# endpoint-libs
[](https://crates.io/crates/endpoint-libs)
[](https://docs.rs/endpoint-libs)
[](https://github.com/pathscale/endpoint-libs/actions/workflows/rust.yml)
[](LICENSE)
[](https://deps.rs/crate/endpoint-libs/1.3.4)
Common library used across Pathscale projects. Contains generic utilities and shared types that are not specific to any single service, including a WebSocket server implementation, endpoint schema types for use with [endpoint-gen](https://github.com/pathscale/endpoint-gen), structured logging setup, and more.
## Releasing
Releases are managed with [`cargo-release`](https://github.com/crate-ci/cargo-release) and [`git-cliff`](https://github.com/orhun/git-cliff).

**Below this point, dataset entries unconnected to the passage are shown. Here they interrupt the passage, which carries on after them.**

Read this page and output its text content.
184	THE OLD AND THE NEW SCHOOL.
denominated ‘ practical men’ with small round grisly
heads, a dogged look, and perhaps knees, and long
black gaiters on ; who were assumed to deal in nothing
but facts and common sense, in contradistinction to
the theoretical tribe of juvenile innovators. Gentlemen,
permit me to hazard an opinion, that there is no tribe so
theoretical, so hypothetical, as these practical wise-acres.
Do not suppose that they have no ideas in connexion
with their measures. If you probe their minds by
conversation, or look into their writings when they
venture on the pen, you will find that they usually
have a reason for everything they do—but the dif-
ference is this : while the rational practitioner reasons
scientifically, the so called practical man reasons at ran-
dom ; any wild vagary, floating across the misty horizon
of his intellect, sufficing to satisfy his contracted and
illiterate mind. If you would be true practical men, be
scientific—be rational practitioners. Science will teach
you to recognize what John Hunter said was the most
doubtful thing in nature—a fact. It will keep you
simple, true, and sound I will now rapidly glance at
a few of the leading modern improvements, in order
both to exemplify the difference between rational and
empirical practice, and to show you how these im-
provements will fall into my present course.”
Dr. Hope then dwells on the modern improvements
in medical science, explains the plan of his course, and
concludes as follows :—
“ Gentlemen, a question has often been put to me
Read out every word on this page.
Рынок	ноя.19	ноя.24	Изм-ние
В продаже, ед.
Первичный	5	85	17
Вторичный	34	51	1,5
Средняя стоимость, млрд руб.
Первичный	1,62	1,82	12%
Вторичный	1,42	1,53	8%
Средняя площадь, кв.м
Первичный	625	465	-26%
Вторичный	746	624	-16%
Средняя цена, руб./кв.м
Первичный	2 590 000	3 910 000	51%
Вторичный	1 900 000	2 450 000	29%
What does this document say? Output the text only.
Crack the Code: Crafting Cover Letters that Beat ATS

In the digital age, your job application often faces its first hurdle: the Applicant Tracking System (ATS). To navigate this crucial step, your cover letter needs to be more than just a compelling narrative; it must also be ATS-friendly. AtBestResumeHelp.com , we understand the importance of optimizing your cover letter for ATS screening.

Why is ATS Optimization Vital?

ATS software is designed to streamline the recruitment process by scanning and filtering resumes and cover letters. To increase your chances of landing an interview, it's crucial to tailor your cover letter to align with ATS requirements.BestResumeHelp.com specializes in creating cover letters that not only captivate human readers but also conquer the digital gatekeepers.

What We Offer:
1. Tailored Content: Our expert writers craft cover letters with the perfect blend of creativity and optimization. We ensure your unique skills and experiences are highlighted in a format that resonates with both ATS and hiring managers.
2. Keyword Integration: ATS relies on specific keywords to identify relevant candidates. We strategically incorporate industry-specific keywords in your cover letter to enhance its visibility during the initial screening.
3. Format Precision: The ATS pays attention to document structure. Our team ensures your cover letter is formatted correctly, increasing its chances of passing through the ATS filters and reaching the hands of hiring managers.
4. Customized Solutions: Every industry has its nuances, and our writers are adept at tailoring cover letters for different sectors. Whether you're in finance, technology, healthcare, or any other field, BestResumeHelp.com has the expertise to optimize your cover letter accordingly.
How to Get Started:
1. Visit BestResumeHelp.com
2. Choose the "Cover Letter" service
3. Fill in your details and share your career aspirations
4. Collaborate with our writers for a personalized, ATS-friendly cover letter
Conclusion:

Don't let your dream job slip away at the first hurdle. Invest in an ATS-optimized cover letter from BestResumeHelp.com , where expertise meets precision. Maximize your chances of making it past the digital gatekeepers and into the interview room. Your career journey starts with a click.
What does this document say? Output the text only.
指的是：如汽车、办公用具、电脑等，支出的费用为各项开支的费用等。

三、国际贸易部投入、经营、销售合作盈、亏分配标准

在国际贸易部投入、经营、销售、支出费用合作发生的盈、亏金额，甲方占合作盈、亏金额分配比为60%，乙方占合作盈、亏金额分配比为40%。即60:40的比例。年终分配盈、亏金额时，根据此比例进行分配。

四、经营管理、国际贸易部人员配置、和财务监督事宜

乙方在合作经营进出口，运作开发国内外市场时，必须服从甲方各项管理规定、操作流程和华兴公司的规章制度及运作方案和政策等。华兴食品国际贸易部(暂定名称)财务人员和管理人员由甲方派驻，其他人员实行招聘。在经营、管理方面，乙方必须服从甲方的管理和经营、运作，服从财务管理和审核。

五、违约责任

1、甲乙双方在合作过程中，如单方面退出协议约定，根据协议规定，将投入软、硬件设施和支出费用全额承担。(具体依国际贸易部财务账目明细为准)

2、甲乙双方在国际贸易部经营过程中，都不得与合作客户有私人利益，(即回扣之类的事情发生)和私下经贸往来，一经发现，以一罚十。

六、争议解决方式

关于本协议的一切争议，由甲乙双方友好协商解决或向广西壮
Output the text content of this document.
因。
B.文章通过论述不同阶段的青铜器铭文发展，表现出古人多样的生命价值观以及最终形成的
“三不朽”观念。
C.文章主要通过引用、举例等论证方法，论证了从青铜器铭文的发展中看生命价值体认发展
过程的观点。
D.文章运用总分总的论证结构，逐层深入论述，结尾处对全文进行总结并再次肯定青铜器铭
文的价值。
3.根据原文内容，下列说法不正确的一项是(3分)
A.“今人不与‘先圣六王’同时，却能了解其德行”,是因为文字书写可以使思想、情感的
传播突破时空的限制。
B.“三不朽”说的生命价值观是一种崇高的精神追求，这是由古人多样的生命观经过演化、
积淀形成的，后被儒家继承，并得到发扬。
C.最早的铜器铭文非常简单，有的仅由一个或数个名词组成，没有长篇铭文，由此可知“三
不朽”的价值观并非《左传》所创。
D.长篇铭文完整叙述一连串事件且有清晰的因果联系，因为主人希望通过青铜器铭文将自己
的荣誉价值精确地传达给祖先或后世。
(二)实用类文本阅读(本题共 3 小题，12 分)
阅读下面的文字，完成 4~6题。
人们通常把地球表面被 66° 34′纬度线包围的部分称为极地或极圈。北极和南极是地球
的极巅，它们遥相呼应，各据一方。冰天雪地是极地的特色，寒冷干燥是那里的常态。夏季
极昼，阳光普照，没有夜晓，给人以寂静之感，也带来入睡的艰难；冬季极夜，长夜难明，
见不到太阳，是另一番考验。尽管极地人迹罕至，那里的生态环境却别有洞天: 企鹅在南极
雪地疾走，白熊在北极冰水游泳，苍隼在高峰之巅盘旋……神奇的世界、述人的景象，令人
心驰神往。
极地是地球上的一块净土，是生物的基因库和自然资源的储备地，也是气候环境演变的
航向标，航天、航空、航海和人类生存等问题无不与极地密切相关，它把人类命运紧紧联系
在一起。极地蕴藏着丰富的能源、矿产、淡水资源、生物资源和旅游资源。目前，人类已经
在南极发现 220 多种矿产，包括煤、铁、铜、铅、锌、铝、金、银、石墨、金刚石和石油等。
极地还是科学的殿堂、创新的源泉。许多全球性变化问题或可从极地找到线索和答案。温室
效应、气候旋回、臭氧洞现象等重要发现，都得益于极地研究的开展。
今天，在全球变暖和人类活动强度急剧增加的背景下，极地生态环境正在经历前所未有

Both must be installed:
```sh
cargo install cargo-release git-cliff
```
To cut a release:
```sh
The script will:
1. Run `cargo release --execute <level>` — bumps the version in `Cargo.toml`, updates the deps.rs badge in this README, regenerates `CHANGELOG.md`, and commits everything as `chore(release): vX.Y.Z`.
2. Open your `$EDITOR` with the auto-generated tag notes (from `git-cliff`) for review.
3. Create an annotated tag using the edited notes as the tag body (shown as GitHub Release notes).
4. Push the commit and tag.
5. Prompt whether to publish to crates.io.
To preview what `cargo-release` would do without making changes:
```sh
cargo release patch # omit --execute for a dry run
```
## Version Compatibility
When using `endpoint-libs` alongside `endpoint-gen` or `honey_id-types` in the same project, **minor versions must match** between all of them. Patch versions are stable across these crates but should ideally be kept in sync as well.
For example, `endpoint-libs 1.3.x` must be paired with `endpoint-gen 1.3.x` and `honey_id-types 1.3.x`.
## Features
The crate is feature-gated. The default feature set is `types` only.
### `types` (default)
Endpoint schema types shared between services and `endpoint-gen`:
- `Type`, `Field`, `EnumVariant` — the type system used to describe endpoint request/response schemas
- Blockchain primitive types: `BlockchainAddress`, `BlockchainTransactionHash`, `U256`, `H256`
### `ws`
Async WebSocket server built on `tokio-tungstenite` with TLS support via `rustls`. Includes:
- Connection management and session tracking
- Push/subscription infrastructure
- Request handler trait and toolbox utilities
- HTTP header parsing helpers
### `signal`
Unix signal handling (`SIGTERM`/`SIGINT`) with a global `CancellationToken` for coordinating graceful shutdown across async tasks.
### `scheduler`
Task scheduling utilities built on `tokio-cron-scheduler`:
- Fixed-interval repeated jobs
- `AdaptiveJob` — jobs whose interval can be changed at runtime via a `JobTrigger` handle
### `log_reader`
Utilities for reading and parsing structured log files, including reverse-line iteration for reading recent entries efficiently.
### `error_aggregation`
A `tracing` layer that captures recent error-level log events into an in-memory container, allowing them to be queried programmatically (e.g. to expose recent errors via an API endpoint).
### `log_throttling`
> **Do not use.** This feature is currently non-functional and is excluded from CI. It is present for future development only.
Rate-limiting layer for `tracing` events to suppress repeated log spam.
## Logging Setup
The `setup_logging` function (available without any optional features) provides a batteries-included `tracing` subscriber with:
- Stdout logging with thread names and line numbers
- Optional file logging with configurable rotation
- Runtime log level reloading via `LogReloadHandle`
- Optional `error_aggregation` layer (requires `error_aggregation` feature)
## Config Loading
A `load_config` utility parses a JSON config file, defaulting to `etc/config.json` or overridden via `--config`/`CONFIG` env var. Supports an optional `--config-entry` for selecting a sub-key within the config object.